The combatants, their sympathizers, and those who might work against them if they saw clearly that it would be in their interest do do so -- all of these are allowed to live as if the actions of "Palestine" are a normal part of daily life. In the meantime, Israel has to adopt elaborate and intrusive security measures so its citizens can remain alive even as they maintain the fiction that "Palestine" deserves statehood rather than the choice of supervised reform or annihilation.

In the sense that, say, check-in procedures at the Israeli border or the political arrangements within Palestine involve many details, they really are complicated. But in a moral sense -- in the sense that there is a clear, if very unpleasant course of action for Israel and the West to take, the only complications arise from an inability or refusal to recognize that course of action brought on by Pragmatism and altruism.

-- CAV

This post was composed in advance and scheduled for publication at 8:00 A.M. on June 16, 2008.

2 comments:

C. August said...

Exactly!
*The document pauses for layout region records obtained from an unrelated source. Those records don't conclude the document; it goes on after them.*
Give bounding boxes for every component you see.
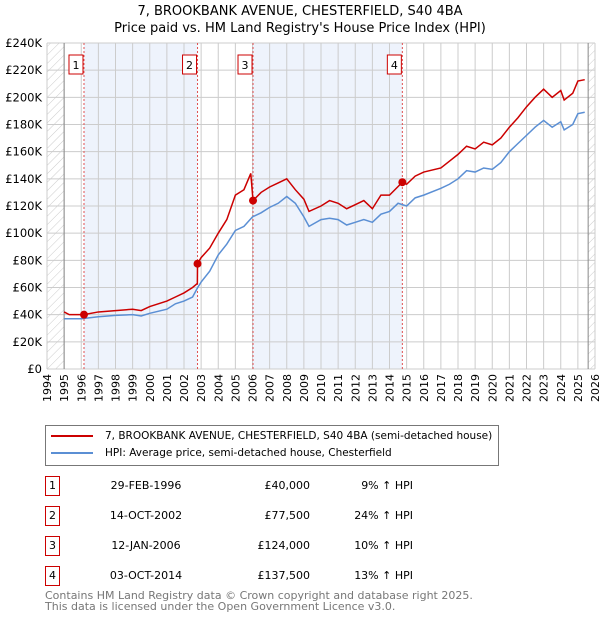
x-tick-label: 1997: [92, 374, 105, 402]
transaction-hpi: 13% ↑ HPI: [354, 569, 413, 582]
transaction-row: 1 29-FEB-1996 £40,000 9% ↑ HPI: [45, 476, 465, 496]
x-tick-label: 2026: [589, 374, 600, 402]
sale-label: 1: [72, 59, 79, 72]
transaction-price: £137,500: [257, 569, 311, 582]
transaction-hpi: 24% ↑ HPI: [354, 509, 413, 522]
x-tick-label: 1994: [41, 374, 54, 402]
sale-point: [398, 178, 407, 187]
y-tick-label: £100K: [5, 226, 42, 240]
transaction-date: 12-JAN-2006: [111, 539, 181, 552]
x-tick-label: 2018: [452, 374, 465, 402]
x-tick-label: 2011: [332, 374, 345, 402]
y-tick-label: £140K: [5, 172, 42, 186]
x-tick-label: 2003: [195, 374, 208, 402]
x-tick-label: 2013: [366, 374, 379, 402]
x-tick-label: 2016: [418, 374, 431, 402]
transaction-number: 4: [45, 566, 60, 586]
legend-label: 7, BROOKBANK AVENUE, CHESTERFIELD, S40 4…: [105, 430, 493, 442]
transaction-price: £124,000: [257, 539, 311, 552]
x-tick-label: 2020: [486, 374, 499, 402]
x-tick-label: 2025: [572, 374, 585, 402]
x-tick-label: 2001: [161, 374, 174, 402]
legend: 7, BROOKBANK AVENUE, CHESTERFIELD, S40 4…: [45, 425, 499, 466]
sale-point: [193, 259, 202, 268]
x-tick-label: 1998: [110, 374, 123, 402]
x-tick-label: 2024: [555, 374, 568, 402]
sale-label-box: [68, 54, 84, 75]
legend-item-hpi: HPI: Average price, semi-detached house,…: [51, 447, 392, 459]
x-tick-label: 2010: [315, 374, 328, 402]
y-tick-label: £120K: [5, 199, 42, 213]
x-tick-label: 2019: [469, 374, 482, 402]
y-tick-label: £240K: [5, 36, 42, 50]
transaction-date: 03-OCT-2014: [109, 569, 183, 582]
y-tick-label: £20K: [13, 335, 43, 349]
x-tick-label: 1999: [127, 374, 140, 402]
y-tick-label: £220K: [5, 63, 42, 77]
sale-label: 2: [186, 59, 193, 72]
x-tick-label: 1995: [58, 374, 71, 402]
sale-label-box: [386, 54, 402, 75]
x-tick-label: 2015: [401, 374, 414, 402]
legend-swatch-blue: [51, 452, 93, 454]
sale-point: [79, 310, 88, 319]
y-tick-label: £200K: [5, 90, 42, 104]
sale-point: [249, 196, 258, 205]
sale-label: 3: [242, 59, 249, 72]
sale-label-box: [237, 54, 253, 75]
y-tick-label: £160K: [5, 145, 42, 159]
x-tick-label: 2014: [384, 374, 397, 402]
sale-label-box: [182, 54, 198, 75]
x-tick-label: 2002: [178, 374, 191, 402]
x-tick-label: 1996: [75, 374, 88, 402]
transaction-hpi: 10% ↑ HPI: [354, 539, 413, 552]
footer-line: Contains HM Land Registry data © Crown c…: [45, 589, 473, 602]
x-tick-label: 2008: [281, 374, 294, 402]
y-tick-label: £80K: [13, 253, 43, 267]
transaction-row: 4 03-OCT-2014 £137,500 13% ↑ HPI: [45, 566, 465, 586]
x-tick-label: 2000: [144, 374, 157, 402]
x-tick-label: 2021: [503, 374, 516, 402]
x-tick-label: 2023: [538, 374, 551, 402]
legend-item-property: 7, BROOKBANK AVENUE, CHESTERFIELD, S40 4…: [51, 430, 492, 442]
x-tick-label: 2017: [435, 374, 448, 402]
footer-line: This data is licensed under the Open Gov…: [45, 600, 396, 613]
legend-swatch-red: [51, 435, 93, 437]
transaction-row: 3 12-JAN-2006 £124,000 10% ↑ HPI: [45, 536, 465, 556]
transaction-date: 29-FEB-1996: [110, 479, 182, 492]
y-tick-label: £60K: [13, 281, 43, 295]
footer: Contains HM Land Registry data © Crown c…: [45, 590, 473, 612]
chart-subtitle: Price paid vs. HM Land Registry's House …: [114, 21, 486, 36]
transaction-number: 1: [45, 476, 60, 496]
y-tick-label: £40K: [13, 308, 43, 322]
y-tick-label: £0: [27, 362, 42, 376]
transaction-price: £77,500: [264, 509, 311, 522]
transaction-hpi: 9% ↑ HPI: [361, 479, 413, 492]
transaction-number: 2: [45, 506, 60, 526]
x-tick-label: 2012: [349, 374, 362, 402]
hpi-line: [64, 111, 585, 320]
x-tick-label: 2007: [264, 374, 277, 402]
transaction-date: 14-OCT-2002: [109, 509, 183, 522]
x-tick-label: 2022: [521, 374, 534, 402]
x-tick-label: 2005: [229, 374, 242, 402]
transaction-price: £40,000: [264, 479, 311, 492]
price-chart: 1994 1995 1996 1997 1998 1999 2000 2001 2002 2003…: [5, 36, 600, 402]
x-tick-label: 2006: [247, 374, 260, 402]
y-tick-label: £180K: [5, 118, 42, 132]
transaction-number: 3: [45, 536, 60, 556]
price-line: [63, 78, 585, 316]
sale-label: 4: [391, 59, 398, 72]
legend-label: HPI: Average price, semi-detached house,…: [105, 447, 392, 459]
x-tick-label: 2009: [298, 374, 311, 402]
x-tick-label: 2004: [212, 374, 225, 402]
chart-title: 7, BROOKBANK AVENUE, CHESTERFIELD, S40 4…: [137, 4, 463, 19]
transaction-row: 2 14-OCT-2002 £77,500 24% ↑ HPI: [45, 506, 465, 526]
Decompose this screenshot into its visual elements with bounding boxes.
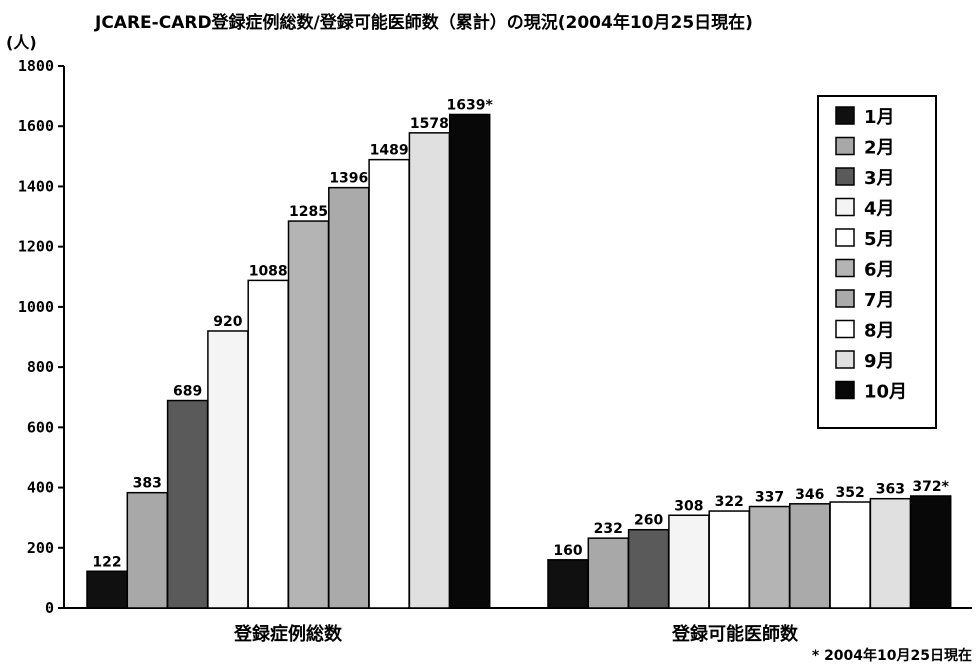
y-axis-unit: (人) (6, 33, 37, 52)
data-label: 260 (634, 513, 663, 529)
bar (126, 491, 169, 609)
chart-title: JCARE-CARD登録症例総数/登録可能医師数（累計）の現況(2004年10月… (94, 12, 753, 33)
legend-label: 4月 (864, 199, 895, 220)
legend-swatch (835, 228, 855, 247)
legend-label: 3月 (864, 168, 895, 189)
data-label: 1578 (410, 116, 449, 132)
x-axis-categories: 登録症例総数 登録可能医師数 (233, 623, 799, 645)
legend-swatch (835, 106, 855, 125)
data-label: 346 (795, 487, 824, 503)
data-label: 920 (213, 314, 242, 330)
bar (287, 220, 330, 609)
bar (668, 514, 710, 609)
bar (448, 113, 491, 609)
data-label: 322 (715, 494, 744, 510)
y-tick-label: 800 (27, 358, 54, 376)
data-label: 363 (876, 482, 905, 498)
legend-label: 9月 (864, 351, 895, 372)
bar (587, 537, 630, 609)
data-label: 232 (594, 521, 623, 537)
y-tick-label: 200 (27, 539, 54, 557)
data-label: 337 (755, 490, 784, 506)
data-label: 122 (92, 554, 121, 570)
bar (708, 510, 750, 609)
legend-label: 7月 (864, 290, 895, 311)
legend-label: 10月 (864, 382, 907, 403)
legend-label: 2月 (864, 138, 895, 159)
footnote: * 2004年10月25日現在 (812, 647, 972, 664)
y-tick-label: 1000 (18, 298, 54, 316)
y-tick-label: 0 (45, 599, 54, 617)
y-tick-label: 1600 (18, 117, 54, 135)
data-label: 160 (553, 543, 582, 559)
legend-label: 1月 (864, 107, 895, 128)
data-label: 1285 (289, 204, 328, 220)
data-label: 308 (674, 498, 703, 514)
data-label: 372* (912, 479, 949, 495)
bar (207, 330, 249, 609)
bar (408, 132, 451, 609)
legend-swatch (835, 197, 855, 217)
data-label: 352 (835, 485, 864, 501)
legend-label: 8月 (864, 321, 895, 342)
category-label: 登録症例総数 (233, 623, 343, 645)
legend-swatch (835, 289, 855, 308)
bar (166, 399, 209, 609)
legend: 1月 2月 3月 4月 5月 6月 7月 8月 9月 10月 (817, 95, 937, 429)
plot-area: 0 200 400 600 800 1000 1200 1400 1600 1800 122 383… (18, 57, 972, 645)
legend-swatch (835, 167, 855, 186)
data-label: 1489 (370, 143, 409, 159)
bar (247, 279, 289, 609)
legend-swatch (835, 319, 855, 339)
bar (547, 559, 589, 609)
bar (829, 501, 871, 609)
bar (748, 505, 791, 609)
legend-swatch (835, 380, 855, 400)
bar (328, 186, 370, 609)
data-label: 1088 (249, 263, 288, 279)
y-tick-label: 600 (27, 418, 54, 436)
bar (368, 158, 410, 609)
category-label: 登録可能医師数 (671, 623, 799, 645)
data-label: 1396 (329, 171, 368, 187)
legend-swatch (835, 136, 855, 156)
bar-group: 160 232 260 308 322 337 346 352 363 372* (547, 479, 952, 609)
legend-swatch (835, 258, 855, 278)
y-tick-label: 1400 (18, 177, 54, 195)
bar (909, 495, 952, 609)
y-tick-label: 1800 (18, 57, 54, 75)
bar (627, 528, 670, 609)
bar (869, 497, 912, 609)
legend-label: 5月 (864, 229, 895, 250)
legend-label: 6月 (864, 260, 895, 281)
y-axis: 0 200 400 600 800 1000 1200 1400 1600 1800 (18, 57, 64, 617)
data-label: 383 (133, 476, 162, 492)
data-label: 689 (173, 384, 202, 400)
data-label: 1639* (447, 97, 494, 113)
bar (789, 503, 831, 609)
legend-swatch (835, 350, 855, 369)
bar (86, 570, 128, 609)
y-tick-label: 400 (27, 479, 54, 497)
y-tick-label: 1200 (18, 238, 54, 256)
The situation is only complicated because their thinking is confused. As you said, they have accepted moral premises that make it impossible to identify a clear path. I see pragmatism as more of a short term issue, and a reaction to the obvious impossibilities created by the core of altruism.

If they follow altruism all the way, they seek their own oblivion. People who value their lives even a bit and who glimpsed that path would react, and the prevailing wisdom is to "do something, anything, else that works." Pragmatism.

The core problem is altruism. If the Israelis (or the Americans) have determined that anyone's needs are to be satisfied before our interests are preserved, then the situation is necessarily 'complicated'. When you are focused on the problems of others, if you are to be consistent, you must focus on ALL others. Focus on the Palestinians, or smaller factions within that population, or the other Arabs in the region who might be upset, etc. etc. etc. If you're trying to balance the needs of hundreds of groups and millions of people, while not recognizing the primacy of rational self-interest, of course things will seem complicated.

And as you said, with the philosophy of not needing philosophy (Pragmatism) to guide their actions, they have nowhere to turn to sort through the chaos. It's a million little unconnected problems to be solved. How? Somehow. "You'll find an answer, Mr. Rearden!"

Thanks for this insight, Gus. I'll be on the lookout for this altruist/pragmatist catchphrase. If I see someone use the word "complicated" in popular political discourse, it will just make me dig deeper. And probably get angrier. Just what I need... another example of popular idiocy to get me fired up. When my wife asks me to stop ranting about this in the coming months, I'll tell her it's your fault!

Gus Van Horn said...

"When my wife asks me to stop ranting about this in the coming months, I'll tell her it's your fault!"

Oh, boy!

At least she can't make m sleep on the couch!